Como viria a ser o tabuleiro (versão 002)
Simplesmente jogar fora os números negativos passou a me incomodar então sugeri um sistema de pontos para temperar a brincadeira: Os resultados dos dados poderiam ser acumulados como pontos. Todo numero negativo penalizaria o jogador com pontos negativos. Ao mesmo tempo, os jogadores poderiam utilizar os resultados positivos para marcar pontos ao invés de mover-se pela trilha. Quando um jogador atingisse o final da trilha todos os pontos de todos os jogadores dobrariam.
Isso criou um fator estratégia interessante: Não bastava ser o primeiro jogador a completar a trilha, ele deveria ser o que possuisse mais pontos também. Ainda assim estava muito difícil completar a trilha de 16 espaços. Ficávamos contando os pontos negativos e positivos uns dos outros e planejando quando seria o melhor momento para chegar ao final da trilha.
Computo de pontos.
Faltando menos de dez minutos para o término da aula me veio a ideia de poder rejogar um dos resultados do dado ao custo de voltar 1 casa na trilha.
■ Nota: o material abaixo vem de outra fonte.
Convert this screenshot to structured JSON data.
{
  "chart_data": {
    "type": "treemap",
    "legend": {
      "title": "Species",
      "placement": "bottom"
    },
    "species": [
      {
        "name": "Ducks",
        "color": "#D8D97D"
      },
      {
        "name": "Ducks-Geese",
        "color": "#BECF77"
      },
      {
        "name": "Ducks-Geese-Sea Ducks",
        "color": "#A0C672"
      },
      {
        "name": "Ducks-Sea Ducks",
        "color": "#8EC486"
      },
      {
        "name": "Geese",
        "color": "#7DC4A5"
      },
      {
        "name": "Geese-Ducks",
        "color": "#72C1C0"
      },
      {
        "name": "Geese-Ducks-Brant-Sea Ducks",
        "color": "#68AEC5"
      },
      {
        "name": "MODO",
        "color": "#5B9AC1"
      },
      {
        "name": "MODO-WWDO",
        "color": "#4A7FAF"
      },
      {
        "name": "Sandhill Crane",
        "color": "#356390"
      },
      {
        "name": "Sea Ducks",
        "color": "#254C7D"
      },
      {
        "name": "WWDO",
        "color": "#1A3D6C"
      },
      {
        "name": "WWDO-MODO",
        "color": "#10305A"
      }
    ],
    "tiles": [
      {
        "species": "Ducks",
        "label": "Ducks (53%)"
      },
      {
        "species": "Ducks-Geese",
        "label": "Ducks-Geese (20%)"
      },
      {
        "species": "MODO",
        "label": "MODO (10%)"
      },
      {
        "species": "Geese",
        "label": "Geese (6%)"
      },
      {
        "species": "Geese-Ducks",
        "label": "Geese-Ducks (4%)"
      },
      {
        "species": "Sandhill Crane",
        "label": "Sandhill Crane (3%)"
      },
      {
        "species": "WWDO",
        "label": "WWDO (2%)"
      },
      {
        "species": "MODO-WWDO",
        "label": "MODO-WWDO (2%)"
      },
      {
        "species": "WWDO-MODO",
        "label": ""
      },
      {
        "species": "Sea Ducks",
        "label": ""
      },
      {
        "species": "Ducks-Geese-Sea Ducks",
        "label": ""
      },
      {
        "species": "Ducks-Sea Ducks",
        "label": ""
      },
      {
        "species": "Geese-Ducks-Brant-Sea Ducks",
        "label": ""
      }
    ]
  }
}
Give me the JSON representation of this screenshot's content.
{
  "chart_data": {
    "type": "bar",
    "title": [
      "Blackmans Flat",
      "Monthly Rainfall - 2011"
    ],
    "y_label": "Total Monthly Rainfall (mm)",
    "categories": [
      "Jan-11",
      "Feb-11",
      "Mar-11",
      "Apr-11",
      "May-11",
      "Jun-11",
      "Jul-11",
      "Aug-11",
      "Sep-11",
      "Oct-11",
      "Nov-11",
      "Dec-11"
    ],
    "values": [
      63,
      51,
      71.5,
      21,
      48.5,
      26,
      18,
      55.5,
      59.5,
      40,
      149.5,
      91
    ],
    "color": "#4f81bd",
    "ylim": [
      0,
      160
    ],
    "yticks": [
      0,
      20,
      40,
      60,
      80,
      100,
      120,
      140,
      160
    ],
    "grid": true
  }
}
Essa nova regra deu aos jogadores um pouco mais de controle sobre os dados.
No intervalo foram me buscar na sala dos professores para continuarmos nossa partida. Enquanto jogávamos uma multidão se aglomerou a nossa volta sem entender muito bem o que estava acontecendo e sem compreender a lógica que criamos para aquele jogo abstrato. Nos divertimos bastante e nunca chegamos a completar a trilha de 16 espaços. Pedi para que escrevessem as àquelas regras e pensassem em outras. Eu mesmo fui para casa pensando naquele jogo tosco que divertiu a mim e àqueles jovens por um bom tempo e causou curiosidade em tantos outros. Estava nascendo o que depois passei a chamar de Projeto 3R.